Grâce à nos instincts de prédateurs nous dénichons rapidement les distributeurs. Ça merde un peu : il y a deux distributeurs, nous sommes deux, chacun ayant deux cartes bleues et les deux codes associés. L'un des distributeurs ne distribue pas. L'autre pas plus que 150 CUC à la fois. Il faut imbriquer l'ensemble mais on mélange un peu tout, codes, cartes, montant à retirer, distributeurs, et nos pauvres cerveaux fument. En puisant au fond de nos ressources, on y parvient cependant, du moins partiellement, le plafond de retraits de certaines cartes ayant été dépassé.

Nous nous apprêtons à attaquer la seconde mission. Quelques rues plus loin un gars nous interpelle "taxi collectivo ?" et on s'apprête à s'arrêter pour discuter quand on entend des voix familières dire "si, si, estos nuestros hombres !". Les 7 filles débarquent alors en rigolant et blaguent avec le gars nous ayant interpellé. Elles viennent en fait de discuter un long moment avec lui et ont pratiquement terminé la transaction. Rodés comme nous sommes, tous les points de détails ont été réglé (vraiment 9 vraies places + bagages ?).

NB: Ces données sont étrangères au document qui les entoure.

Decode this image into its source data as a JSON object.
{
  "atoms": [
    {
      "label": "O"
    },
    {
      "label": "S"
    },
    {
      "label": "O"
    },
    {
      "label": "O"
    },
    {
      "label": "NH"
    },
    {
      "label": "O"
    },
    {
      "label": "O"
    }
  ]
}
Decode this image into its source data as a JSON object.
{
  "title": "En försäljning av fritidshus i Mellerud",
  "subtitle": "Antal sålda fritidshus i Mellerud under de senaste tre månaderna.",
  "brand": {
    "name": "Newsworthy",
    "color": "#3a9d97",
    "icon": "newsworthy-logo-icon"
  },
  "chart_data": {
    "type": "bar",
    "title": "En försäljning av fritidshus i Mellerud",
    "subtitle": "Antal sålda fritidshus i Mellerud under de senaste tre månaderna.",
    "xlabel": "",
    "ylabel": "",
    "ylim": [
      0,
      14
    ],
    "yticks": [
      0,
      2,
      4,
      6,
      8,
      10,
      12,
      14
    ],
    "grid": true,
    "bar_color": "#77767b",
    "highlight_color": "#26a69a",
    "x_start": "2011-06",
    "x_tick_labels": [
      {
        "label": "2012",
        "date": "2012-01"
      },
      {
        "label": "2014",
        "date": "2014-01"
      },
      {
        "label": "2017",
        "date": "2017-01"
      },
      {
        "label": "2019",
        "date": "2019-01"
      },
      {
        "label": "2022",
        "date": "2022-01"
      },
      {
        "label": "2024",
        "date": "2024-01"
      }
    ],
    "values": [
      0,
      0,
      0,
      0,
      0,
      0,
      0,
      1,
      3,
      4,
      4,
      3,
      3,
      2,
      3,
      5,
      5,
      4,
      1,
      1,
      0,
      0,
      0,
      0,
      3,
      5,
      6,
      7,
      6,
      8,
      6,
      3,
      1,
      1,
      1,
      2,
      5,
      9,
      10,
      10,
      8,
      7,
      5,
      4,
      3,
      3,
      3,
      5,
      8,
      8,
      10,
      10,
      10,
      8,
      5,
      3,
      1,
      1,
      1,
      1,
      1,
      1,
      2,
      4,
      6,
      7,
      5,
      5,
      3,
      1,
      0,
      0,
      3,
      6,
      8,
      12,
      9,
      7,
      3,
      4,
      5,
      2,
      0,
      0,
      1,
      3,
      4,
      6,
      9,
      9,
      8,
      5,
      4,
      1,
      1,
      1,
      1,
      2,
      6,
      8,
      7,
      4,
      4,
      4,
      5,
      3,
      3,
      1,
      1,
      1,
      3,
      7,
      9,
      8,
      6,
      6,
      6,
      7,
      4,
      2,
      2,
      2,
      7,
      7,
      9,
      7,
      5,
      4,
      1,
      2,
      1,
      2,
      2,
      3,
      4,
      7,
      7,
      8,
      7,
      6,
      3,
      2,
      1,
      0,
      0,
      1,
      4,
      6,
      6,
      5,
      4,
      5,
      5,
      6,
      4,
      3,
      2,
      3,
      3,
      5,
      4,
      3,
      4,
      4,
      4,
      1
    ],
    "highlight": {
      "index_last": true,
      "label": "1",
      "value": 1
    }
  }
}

Le Cubain parle anglais, nous raconte sa copine d'Annecy qui a passé deux ans ici, qu'il n'a plus revue depuis deux ans, qu'il devrait rejoindre en France peut-être en Avril. Il est un peu triste ce soir car El Real de Madrid vient de perdre 3-0 contre le Barca. Il hallucine quand on lui explique qu'on habite à l'OL, futur adversaire du Barca, à côté d'Annecy. On blague un peu et concluons sur le rendez vous du lendemain à l'hôtel, qui nouvelle coïncidence est celui de son amigo avec qui il juega al fùtbol. Le football est définitivement le ciment des peuples.

Nous concluons la soirée en terrasse à l'étage, en dégustant au son de compay secundo, un breuvage local typique dont vous avez probablement déjà deviné le nom. Le soir avant de dormir, sur la terrasse de l'hôtel, on discutera un petit moment avec un vieux monsieur, le propriétaire peut être, qui semblait bien content de bavarder. Il nous expliquera qu'il est issu d'une famille de 22 enfants (una sola madre), vivant sans électricité, sur un sol en terre et un toit en quelque chose que nous n'avons pas compris mais qui ne semblait pas être du marbre.